Lo problemático de esas ideas está en que carecen de orden como conjunto, de tal suerte de constituir una propuesta dada. A diferencia del marxismo, el anarquismo o el peronismo, el progresismo no postula su modelo de sociedad. Con qué reemplazaría aquello que se propone derribar.
Peronismo, comunismo y socialismo forman parte del conglomerado nacional y popular más o menos estable del las últimas dos décadas. Ninguna de esas identidades ha prevalecido nítidamente, como no sea por la presidencia institucional de partidos o la ubicación en las boletas de los rostros de 1945.
Es cierto que no toda reivindicación de identidad peronista o marxista se ubica dentro de lo que hoy se llama Fuerza Patria. Son excepciones minoritarias, crecientes o decrecientes según la hora o la estación, pero sin posibilidades inmediatas reales de poder. Otras, que supieron rascar cargos en experiencias liberales, no reivindican las banderas sino apenas los ismos. Ya los amortizaron.
Más allá de eso, la pregunta por el horizonte de estrategia persiste. Incluso se expande en reversa, colocando en duda si la imagen de un punto de llegada alguna vez existió. O si todo se dio por supuesto, y cada quien confirmaba lo que quería creer.
Por allí puede andar una tercera hipótesis de la lista en exploración, no excluyente con las anteriores. Por el contrario, tal vez sea un complemento necesario. Acaso debamos preguntarnos si el kirchnerismo de los mejores años, que no se podrán borrar de la Historia, supo ser algo más que el aprovechamiento de las oportunidades para recuperar algo de lo antes arrebatado o el control de daños ante tembladerales externos que amenazaban el frágil equilibrio económico y social de este jenga periférico en que jugamos y nos juegan. Otros tienen más suerte, y juegan a la ruleta.
Como dijo Cristina Fernández en su última carta, el país que dejó en 2015 no existe ya. Pero es posible que revisitarlo regale alguna clave de futuro.
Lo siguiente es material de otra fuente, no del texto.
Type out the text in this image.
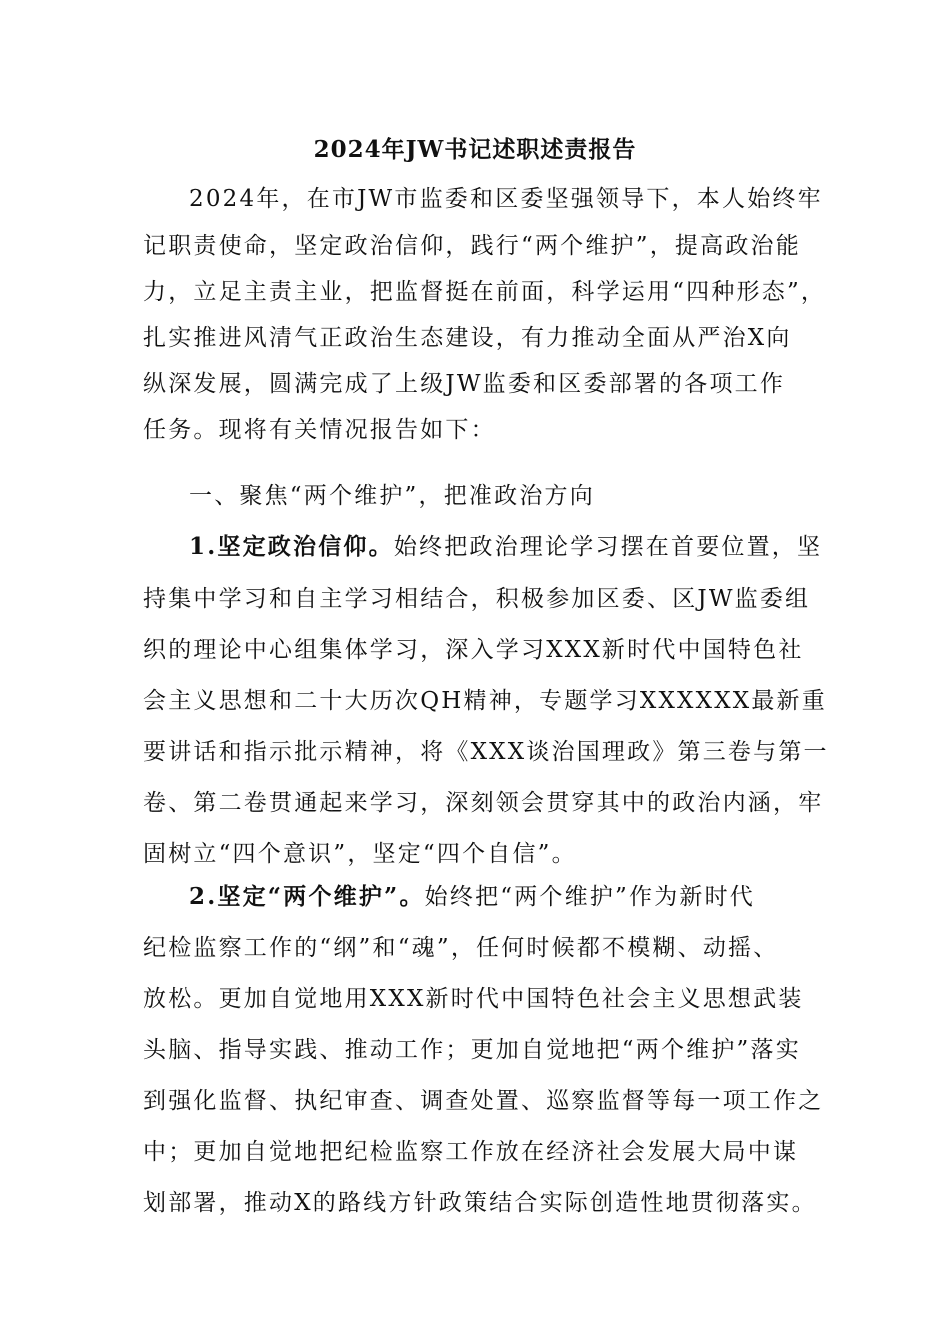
2024年JW书记述职述责报告
2024年，在市JW市监委和区委坚强领导下，本人始终牢
记职责使命，坚定政治信仰，践行“两个维护”，提高政治能
力，立足主责主业，把监督挺在前面，科学运用“四种形态”，
扎实推进风清气正政治生态建设，有力推动全面从严治X向
纵深发展，圆满完成了上级JW监委和区委部署的各项工作
任务。现将有关情况报告如下：
一、聚焦“两个维护”，把准政治方向
1.坚定政治信仰。始终把政治理论学习摆在首要位置，坚
持集中学习和自主学习相结合，积极参加区委、区JW监委组
织的理论中心组集体学习，深入学习XXX新时代中国特色社
会主义思想和二十大历次QH精神，专题学习XXXXXX最新重
要讲话和指示批示精神，将《XXX谈治国理政》第三卷与第一
卷、第二卷贯通起来学习，深刻领会贯穿其中的政治内涵，牢
固树立“四个意识”，坚定“四个自信”。
2.坚定“两个维护”。始终把“两个维护”作为新时代
纪检监察工作的“纲”和“魂”，任何时候都不模糊、动摇、
放松。更加自觉地用XXX新时代中国特色社会主义思想武装
头脑、指导实践、推动工作；更加自觉地把“两个维护”落实
到强化监督、执纪审查、调查处置、巡察监督等每一项工作之
中；更加自觉地把纪检监察工作放在经济社会发展大局中谋
划部署，推动X的路线方针政策结合实际创造性地贯彻落实。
Para construirlo sostenible, ordenado, sabiendo lo que se es y lo que se propone, sin resignar la multiplicidad de orígenes que expresan una síntesis de grandes capítulos de la biografía colectiva.
Luce necesario arribar a un complemento entre las tácticas de lo posible y un horizonte más largo, para eludir las mejores trampas que se le han tendido a los caminos de conquista de derechos: las del libre ingreso al desgaste pendular.